弐.山南敬介
インテリゆえの悲劇
人間と人間のつながりというものは、本当にひょんなことでつながり、また離れていく。当人たちに問題がある場合もあるし、当人たちにはまったく関わり合いのないことで起きる場合もある。北辰一刀流の山南が、なぜ近藤たちの天然理心流道場に出入りしていたか。同じ流儀の藤堂に引かれてというのが妥当な線かもしれないが、その藤堂自身がなぜ、という話になってしまう。
それなりに、お互いを重んじることがあって、その上であえて自分の流儀を離れて、近藤たちと行動をともにしたのは確かであろう。その重んじるところが大きかったから、身分の保証もまったくない、とんでもなく困難な時期に、力を一にして、まったく新たな組織を作り上げることが出来たのだ。

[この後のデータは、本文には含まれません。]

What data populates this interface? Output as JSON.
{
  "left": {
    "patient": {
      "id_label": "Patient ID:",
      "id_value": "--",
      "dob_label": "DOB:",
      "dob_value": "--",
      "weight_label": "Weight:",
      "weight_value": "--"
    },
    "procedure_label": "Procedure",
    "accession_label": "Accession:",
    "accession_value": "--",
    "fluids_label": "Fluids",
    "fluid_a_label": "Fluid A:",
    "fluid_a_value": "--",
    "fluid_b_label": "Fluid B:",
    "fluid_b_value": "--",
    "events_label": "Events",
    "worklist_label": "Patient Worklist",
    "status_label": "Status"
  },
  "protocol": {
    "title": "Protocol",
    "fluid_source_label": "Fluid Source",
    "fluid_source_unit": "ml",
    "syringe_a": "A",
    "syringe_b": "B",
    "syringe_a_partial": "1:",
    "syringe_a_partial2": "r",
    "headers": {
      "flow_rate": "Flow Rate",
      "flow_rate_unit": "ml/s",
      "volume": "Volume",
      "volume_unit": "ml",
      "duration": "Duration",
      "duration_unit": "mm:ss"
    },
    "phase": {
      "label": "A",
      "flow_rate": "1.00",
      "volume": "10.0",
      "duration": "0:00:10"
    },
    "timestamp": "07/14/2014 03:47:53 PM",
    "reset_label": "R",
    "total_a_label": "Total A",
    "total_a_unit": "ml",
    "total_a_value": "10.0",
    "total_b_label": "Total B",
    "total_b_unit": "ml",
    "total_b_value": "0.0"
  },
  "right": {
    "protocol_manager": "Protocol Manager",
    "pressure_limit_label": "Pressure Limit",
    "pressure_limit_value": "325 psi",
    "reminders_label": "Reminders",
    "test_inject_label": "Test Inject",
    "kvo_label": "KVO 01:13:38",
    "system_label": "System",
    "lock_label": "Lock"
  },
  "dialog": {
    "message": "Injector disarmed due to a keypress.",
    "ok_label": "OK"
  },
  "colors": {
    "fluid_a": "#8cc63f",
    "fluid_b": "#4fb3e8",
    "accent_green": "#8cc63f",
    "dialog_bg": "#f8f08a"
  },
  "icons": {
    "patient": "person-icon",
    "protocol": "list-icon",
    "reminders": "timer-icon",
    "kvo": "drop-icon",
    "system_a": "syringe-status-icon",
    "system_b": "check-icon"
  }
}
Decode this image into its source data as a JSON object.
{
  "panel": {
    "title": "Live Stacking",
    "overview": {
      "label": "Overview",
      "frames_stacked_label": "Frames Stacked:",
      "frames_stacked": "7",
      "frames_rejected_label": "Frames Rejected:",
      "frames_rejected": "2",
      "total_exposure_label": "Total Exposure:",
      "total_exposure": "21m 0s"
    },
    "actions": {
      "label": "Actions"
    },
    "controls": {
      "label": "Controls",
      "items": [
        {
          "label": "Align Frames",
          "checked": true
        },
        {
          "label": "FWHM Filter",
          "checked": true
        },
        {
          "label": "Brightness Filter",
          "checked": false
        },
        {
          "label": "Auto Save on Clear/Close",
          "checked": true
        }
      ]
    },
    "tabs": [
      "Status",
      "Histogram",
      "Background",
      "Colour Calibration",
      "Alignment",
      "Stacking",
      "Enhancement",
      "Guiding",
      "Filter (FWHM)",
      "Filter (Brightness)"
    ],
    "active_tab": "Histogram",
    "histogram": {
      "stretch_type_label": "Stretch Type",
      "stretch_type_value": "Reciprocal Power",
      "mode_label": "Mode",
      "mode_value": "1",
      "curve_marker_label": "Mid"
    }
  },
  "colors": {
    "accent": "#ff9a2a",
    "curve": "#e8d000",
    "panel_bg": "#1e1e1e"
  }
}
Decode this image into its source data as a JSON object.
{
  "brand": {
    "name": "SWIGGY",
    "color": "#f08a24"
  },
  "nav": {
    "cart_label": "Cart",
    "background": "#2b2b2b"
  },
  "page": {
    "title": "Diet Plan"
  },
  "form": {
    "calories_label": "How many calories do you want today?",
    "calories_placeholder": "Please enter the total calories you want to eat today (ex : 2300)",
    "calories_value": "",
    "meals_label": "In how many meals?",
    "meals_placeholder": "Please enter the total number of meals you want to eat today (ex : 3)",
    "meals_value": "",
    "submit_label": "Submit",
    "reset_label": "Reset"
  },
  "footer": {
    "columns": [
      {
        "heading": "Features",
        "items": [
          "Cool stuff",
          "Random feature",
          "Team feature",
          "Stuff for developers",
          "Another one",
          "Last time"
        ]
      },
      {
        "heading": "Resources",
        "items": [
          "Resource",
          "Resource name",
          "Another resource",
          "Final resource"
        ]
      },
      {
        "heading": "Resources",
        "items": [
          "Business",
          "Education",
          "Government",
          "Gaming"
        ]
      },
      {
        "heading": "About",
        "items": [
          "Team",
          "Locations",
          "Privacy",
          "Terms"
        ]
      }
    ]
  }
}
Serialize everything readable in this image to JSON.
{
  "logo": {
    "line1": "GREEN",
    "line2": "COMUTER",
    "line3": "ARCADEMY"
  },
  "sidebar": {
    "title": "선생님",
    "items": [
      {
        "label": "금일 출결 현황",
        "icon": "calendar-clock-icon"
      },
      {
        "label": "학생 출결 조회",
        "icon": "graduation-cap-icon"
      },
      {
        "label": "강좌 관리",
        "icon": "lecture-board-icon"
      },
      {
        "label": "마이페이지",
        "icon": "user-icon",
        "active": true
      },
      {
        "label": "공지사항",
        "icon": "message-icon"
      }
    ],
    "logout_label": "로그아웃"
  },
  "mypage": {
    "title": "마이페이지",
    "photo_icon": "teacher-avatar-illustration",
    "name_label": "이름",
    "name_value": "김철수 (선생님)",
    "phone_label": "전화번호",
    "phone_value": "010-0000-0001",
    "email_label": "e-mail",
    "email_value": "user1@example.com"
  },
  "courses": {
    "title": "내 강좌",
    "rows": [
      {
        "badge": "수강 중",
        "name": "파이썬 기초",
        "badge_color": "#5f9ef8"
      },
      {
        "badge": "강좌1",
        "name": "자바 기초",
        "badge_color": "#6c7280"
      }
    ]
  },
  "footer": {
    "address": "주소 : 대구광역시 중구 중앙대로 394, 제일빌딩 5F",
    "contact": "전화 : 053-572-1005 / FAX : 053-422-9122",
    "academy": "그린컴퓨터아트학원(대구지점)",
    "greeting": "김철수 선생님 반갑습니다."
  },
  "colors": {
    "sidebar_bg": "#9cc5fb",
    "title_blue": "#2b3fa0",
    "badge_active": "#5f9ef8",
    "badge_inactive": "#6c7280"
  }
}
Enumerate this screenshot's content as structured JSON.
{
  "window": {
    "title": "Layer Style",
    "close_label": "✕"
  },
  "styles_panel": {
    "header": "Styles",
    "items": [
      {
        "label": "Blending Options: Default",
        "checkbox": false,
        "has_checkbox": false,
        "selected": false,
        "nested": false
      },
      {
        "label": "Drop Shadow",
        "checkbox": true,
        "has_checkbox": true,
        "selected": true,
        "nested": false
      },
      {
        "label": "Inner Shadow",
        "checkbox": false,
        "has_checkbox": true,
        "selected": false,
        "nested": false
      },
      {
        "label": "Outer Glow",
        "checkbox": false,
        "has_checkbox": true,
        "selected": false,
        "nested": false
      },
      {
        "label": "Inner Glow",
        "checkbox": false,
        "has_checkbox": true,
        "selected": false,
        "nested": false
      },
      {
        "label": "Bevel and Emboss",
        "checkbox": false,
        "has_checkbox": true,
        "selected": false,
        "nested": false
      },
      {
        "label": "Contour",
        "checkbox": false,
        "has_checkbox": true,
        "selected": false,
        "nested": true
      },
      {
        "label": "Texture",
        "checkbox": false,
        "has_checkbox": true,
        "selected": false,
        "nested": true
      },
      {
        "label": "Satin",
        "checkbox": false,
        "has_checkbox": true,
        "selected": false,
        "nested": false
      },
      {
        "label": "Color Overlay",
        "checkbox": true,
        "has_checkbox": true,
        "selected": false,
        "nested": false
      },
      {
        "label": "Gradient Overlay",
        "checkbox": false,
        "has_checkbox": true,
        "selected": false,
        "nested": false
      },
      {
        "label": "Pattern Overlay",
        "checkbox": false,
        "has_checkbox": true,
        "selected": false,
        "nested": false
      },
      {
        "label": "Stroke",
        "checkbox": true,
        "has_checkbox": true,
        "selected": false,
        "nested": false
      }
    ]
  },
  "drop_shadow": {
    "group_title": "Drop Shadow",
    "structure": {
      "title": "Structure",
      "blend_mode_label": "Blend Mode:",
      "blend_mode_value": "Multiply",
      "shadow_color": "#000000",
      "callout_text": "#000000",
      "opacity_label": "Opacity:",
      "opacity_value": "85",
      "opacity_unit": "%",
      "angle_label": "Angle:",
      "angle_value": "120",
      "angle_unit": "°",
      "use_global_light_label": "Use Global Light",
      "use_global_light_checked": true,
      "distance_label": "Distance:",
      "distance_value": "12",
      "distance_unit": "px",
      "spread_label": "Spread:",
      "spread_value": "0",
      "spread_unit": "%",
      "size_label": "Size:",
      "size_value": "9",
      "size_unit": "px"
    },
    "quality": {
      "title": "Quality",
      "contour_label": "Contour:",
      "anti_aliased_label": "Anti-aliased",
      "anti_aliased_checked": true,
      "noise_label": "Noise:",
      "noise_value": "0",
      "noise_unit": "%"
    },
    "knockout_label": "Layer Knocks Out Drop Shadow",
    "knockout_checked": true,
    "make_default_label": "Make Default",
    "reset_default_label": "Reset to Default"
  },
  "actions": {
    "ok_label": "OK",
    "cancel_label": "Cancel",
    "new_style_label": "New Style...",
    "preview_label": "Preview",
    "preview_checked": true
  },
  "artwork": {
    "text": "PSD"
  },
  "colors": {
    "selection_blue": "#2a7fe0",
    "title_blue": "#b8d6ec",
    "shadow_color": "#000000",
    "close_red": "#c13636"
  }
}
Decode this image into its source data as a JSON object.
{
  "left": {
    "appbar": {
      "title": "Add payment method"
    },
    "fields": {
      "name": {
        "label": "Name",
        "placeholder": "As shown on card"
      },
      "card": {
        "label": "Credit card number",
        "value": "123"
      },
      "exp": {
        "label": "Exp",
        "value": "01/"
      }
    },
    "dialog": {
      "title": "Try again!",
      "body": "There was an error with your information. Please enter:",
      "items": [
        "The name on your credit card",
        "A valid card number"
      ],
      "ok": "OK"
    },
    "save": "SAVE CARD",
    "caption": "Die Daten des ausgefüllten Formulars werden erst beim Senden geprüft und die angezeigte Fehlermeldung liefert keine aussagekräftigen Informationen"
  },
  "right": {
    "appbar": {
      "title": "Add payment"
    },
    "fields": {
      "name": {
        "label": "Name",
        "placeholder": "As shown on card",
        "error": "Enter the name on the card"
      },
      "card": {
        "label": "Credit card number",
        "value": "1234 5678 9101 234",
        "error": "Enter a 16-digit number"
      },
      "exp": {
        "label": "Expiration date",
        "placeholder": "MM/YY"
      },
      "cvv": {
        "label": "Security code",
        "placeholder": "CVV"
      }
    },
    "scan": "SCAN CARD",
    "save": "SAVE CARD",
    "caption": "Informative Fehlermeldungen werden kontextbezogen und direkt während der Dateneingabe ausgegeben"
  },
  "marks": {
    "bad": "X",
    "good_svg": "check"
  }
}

夢中で動いている時は、色々なことを考える必要もなかったろう。新撰組を、京都一、いや、日ノ本一の武力集団として築き上げていく只中では、余分なことを考えることもなかったかもしれない。しかし、組織が安定してきて、総長の立場に押し上げられてしまうと、ゆとりが出来てしまう。そのゆとりが、山南の安定を乱してしまう。
そんな矢先に、新撰組の乗っ取りを腹に隠した伊藤が入隊してくる。同流の藤堂、山南には、当然打診があっただろう。この場合の流儀は、現在の学閥に例えるとわかりやすい。主流が他学であれば、組織内での位置は不安定で、不利益を蒙ることも多いし、場合によっては足を掬われる。藤堂、山南とも、そのような経験があっただろう。あるいは他意のないことを、両人が思い込みでそのように受け取ってしまったことが。
そして若い藤堂は伊藤組に鞍替えしたが、山南はそこまで割り切れない。人間として脂の乗り切った時期に、旗揚げから一緒にやってきてここまで作り上げた新撰組を、山南は捨てることは出来なかったろう。山南にとって、新撰組は、既に血肉のようなものであったから。だからこそ、山南は脱走しなければならなかった。
山南は、脱走することで、自分が新撰組にとって必要であるかどうかを量りたかったのだ。引き止めてもらいたい、などという女々しい心ではなく。もちろん、山南はわかったいたはずである。軌道に乗った組織に、総長などというものが必要ないということは。
土方との確執も確かにあったろうが、そのようなものは、ちゃんと動いている組織には付き物であり、それが原因で進退問題にまで発展することは滅多にない。人間にとって進退を考え始めるのは、自分がその組織にとって必要ではないのではないか、と疑問を持ったときだ。ワン・アンド・オンリーであるという確信を持てなくなった時、人は初めて揺らぐ。
これ以上中途半端な立場にいれば、伊藤のように誘うものもまだまだ出てくるだろう。今は心がはっきりしているからいいが、気が弱くなってきた時に、誘いに乗りたい心が出てくるかもしれない。それは、場合によっては新撰組を損なうことになるかもしれない。自分の全精力を傾注して作り上げた組織を。山南はそれを是としなかった。
山南は捕まるために逃げた。捕まれば、自分は隊法で裁かれる。誰も傷つくことも、非難されることもない。そして自分は新撰組を損なうような行為をしなくて済む。逆に総長でさえ、隊法によって裁かれるという事実は、若い隊士を奮い立たせ、そろそろたがの緩んできた古参の隊士の背筋をぴしっと伸ばすだろう。新撰組は、より稠密な組織となり、戦闘部隊として、理想的な空気が生まれる。山南はそれを望んだのだろう。
山南は、おそらく回りの全員に惜しまれながら、自刃した。それは、一つの仕事を成し遂げた者にとって、これ以上はない喜びであるだろう。去れば、新たな疵もない。全ての人間の心に、最もいい形の山南が残る。山南は他の被粛清者のように、無念の思い、悔しさを噛み締めながら死んだのではない。殉教者のように、喜びの中に死んだのだ。
山南が死んで、伊藤が離脱し、粛清されてから、新撰組の組織が揺らぐことはなくなった。新撰組は鉄の規律を持った戦闘集団となる。単体でこれほどの強さを持った戦闘集団は、世界を見ても珍しいだろう。そして新撰組は、時勢だのという言葉に惑わされずに、一直線に、滅亡への道を突き進むことになる。